催眠など「無意識を知る」方法はいろいろありますが、私は日々の普通の生活の出来事の中から【 自分の内面を知り、自分の人格(表現・言動)を高めていくこと 】が、「自分の無意識を知る」ことだと考えています。
”人格は繰り返し行うことの集大成である。それ故、秀でるためには、一度の行動ではなく習慣が必要である。”
アリストテレス
論理療法(ABC理論)で自分を知り人格を高めよう
自分のことは、「自分では知っているようで、自分が知らない」ものです。
だから、自分を知るためには、日々自分自身に問いかけ「自分を知っていく」習慣が必要になります。

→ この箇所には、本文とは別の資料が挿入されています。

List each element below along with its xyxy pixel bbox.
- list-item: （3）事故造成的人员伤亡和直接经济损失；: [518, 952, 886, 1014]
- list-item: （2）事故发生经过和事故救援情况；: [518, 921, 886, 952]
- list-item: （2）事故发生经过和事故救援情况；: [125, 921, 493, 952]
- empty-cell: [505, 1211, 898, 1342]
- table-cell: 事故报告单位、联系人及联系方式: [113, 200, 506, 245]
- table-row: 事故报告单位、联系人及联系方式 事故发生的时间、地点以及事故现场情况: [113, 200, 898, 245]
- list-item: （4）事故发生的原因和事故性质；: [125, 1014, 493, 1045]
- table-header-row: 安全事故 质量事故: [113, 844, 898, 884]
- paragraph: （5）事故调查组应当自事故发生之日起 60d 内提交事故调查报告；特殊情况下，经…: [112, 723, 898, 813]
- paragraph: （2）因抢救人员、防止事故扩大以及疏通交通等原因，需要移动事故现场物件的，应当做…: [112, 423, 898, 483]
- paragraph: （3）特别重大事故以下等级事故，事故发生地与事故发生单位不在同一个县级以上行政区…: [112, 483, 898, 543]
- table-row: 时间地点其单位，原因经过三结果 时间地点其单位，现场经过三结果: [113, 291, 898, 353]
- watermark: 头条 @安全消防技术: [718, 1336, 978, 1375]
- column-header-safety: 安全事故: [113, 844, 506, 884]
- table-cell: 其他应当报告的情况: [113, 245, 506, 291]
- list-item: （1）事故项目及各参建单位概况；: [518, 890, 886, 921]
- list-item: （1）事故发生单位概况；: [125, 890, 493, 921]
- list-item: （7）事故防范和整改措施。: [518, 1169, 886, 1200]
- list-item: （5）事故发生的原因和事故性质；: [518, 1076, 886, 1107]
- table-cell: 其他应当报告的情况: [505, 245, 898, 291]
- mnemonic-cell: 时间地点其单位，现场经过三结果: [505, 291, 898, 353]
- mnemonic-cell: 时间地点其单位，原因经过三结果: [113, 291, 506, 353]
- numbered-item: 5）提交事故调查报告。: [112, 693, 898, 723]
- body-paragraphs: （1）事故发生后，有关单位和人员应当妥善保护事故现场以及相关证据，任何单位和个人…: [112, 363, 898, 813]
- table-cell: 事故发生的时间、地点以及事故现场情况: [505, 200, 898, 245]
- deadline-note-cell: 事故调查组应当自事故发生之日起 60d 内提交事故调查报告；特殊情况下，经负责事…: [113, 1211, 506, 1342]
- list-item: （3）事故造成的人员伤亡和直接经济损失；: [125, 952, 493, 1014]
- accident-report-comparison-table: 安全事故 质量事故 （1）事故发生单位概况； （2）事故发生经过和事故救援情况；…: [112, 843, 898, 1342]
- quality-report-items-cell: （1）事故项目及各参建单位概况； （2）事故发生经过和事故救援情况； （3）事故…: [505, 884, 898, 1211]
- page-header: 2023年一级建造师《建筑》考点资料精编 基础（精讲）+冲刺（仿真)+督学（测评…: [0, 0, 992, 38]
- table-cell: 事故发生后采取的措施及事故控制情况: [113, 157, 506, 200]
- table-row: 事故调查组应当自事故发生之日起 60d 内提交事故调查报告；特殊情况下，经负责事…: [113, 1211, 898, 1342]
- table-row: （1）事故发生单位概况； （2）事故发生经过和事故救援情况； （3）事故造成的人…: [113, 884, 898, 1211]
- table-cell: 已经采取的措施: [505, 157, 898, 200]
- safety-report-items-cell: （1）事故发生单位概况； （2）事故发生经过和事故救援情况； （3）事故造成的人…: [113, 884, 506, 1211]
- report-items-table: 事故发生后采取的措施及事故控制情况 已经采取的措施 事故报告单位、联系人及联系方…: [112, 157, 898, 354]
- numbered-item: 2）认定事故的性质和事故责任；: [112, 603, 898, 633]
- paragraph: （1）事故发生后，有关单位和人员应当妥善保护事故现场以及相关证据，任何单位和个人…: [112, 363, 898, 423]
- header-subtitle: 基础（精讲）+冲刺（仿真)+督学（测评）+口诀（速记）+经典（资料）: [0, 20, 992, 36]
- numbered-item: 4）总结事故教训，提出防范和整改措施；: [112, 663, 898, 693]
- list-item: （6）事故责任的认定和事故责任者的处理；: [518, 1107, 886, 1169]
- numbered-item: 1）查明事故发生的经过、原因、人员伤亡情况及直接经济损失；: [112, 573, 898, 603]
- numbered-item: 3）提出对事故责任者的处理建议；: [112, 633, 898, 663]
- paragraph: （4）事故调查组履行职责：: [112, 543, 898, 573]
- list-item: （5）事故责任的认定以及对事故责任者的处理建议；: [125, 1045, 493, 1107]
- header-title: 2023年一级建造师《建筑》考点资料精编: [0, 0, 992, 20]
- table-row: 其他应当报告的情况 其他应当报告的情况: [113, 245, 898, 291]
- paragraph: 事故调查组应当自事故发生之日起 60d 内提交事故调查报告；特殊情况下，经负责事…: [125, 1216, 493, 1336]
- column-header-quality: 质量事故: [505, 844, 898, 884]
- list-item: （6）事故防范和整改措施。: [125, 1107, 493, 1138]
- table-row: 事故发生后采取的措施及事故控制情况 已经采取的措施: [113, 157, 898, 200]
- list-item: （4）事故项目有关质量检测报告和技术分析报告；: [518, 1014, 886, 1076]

今回は「自分の知る」方法のひとつとして、論理療法を簡単にご紹介します。
論理療法とは別名ABC理論とも呼ばれ、心理学者のアルバート・エリスが提供した心理療法のひとつです。ABCは下記の頭文字です。
・A(Adversity) 出来事・逆境
・B (Beliefs) 価値観・固定観念
・C(Consequences) 結果・感情アルバートエリス著 『性格は変えられない、それでも人生は変えられる』より引用
ABC理論を図解で表わすと下記のとおりです。
私は、ABC理論に反応R(Reaction)を付け加えて考えてます。
そして、ABC+Rを意識と無意識の階層表示にすると下図のようになります。
人は、何かの出来事(A)に対して、何かを感じる(C)とき、多くの場合、感情(C)に対するリアクション(R)をとります。
例えば、嫌と感じる人Zさん(A)が現われたとき、「嫌だな・会いたくないな」と感じて(C)、Zさんの悪口を言ったり、その場から立ち去ったりします(UR)。
でも本当は、Zさん(A)=嫌い(C)という間には、価値観(B)という評価基準が無意識下にあります。
ただ、その価値観(B)を意識できないため、問題はZさん(A)にあると考え、自分の感情(C)を正当化する無意識反応(UR)をとってしまいます。
人格を高めることとは、価値観(B)と無意識的反応(UR)を、少しずつ意識へ引き上げていくことと私は考えています。
みなさん、「人格が高い人」・「器が広い人」と聞くと、どんなイメージを抱きますか?
・どっしりと安定した人
・どんなことも受け入れられる人
・落ち着いた人
きっと、そんなイメージになるのではないでしょうか?
「自分の価値観を知り、感情を理解し、自分の反応を意識できる」から、どんなときもどっしりと安定していられるのだと思います。
自分の「内面にある本心を知り、反応を自由に選択できること」が「自分 らしい 自分」そして、「自分 が 自分らしく」あるために、自分の持って生まれた性格を受け入れ、日々自分に問いかけ「自分を知り」人格を高めていく習慣が大事なのだと、私は思います。
論理療法については下記でも詳しく解説しております。
まとめ
「性格を変えたい」と思うとき、それは「自分らしく生きたい」と思うとき。
「かぼちゃはかぼちゃ」「きゅうりはきゅうり」「あなたはあなた」です。
性格に「いい」も「わるい」もなく、見ている人の基準や状況により「長所は短所・短所が長所」に変わるもの。
だから、自分を否定して自分の「性格を変えようとする」のではなく、心から自分らしく生きられるように「自分の心を知る」ことに気持ちを向けてみてください。
自分の心を知ることで「自分らしい自分」が見つかり、心で思うことをストレスなく表現することができるようになれると思います。
必要な答えは、あなたの心の中にすべてありますよ。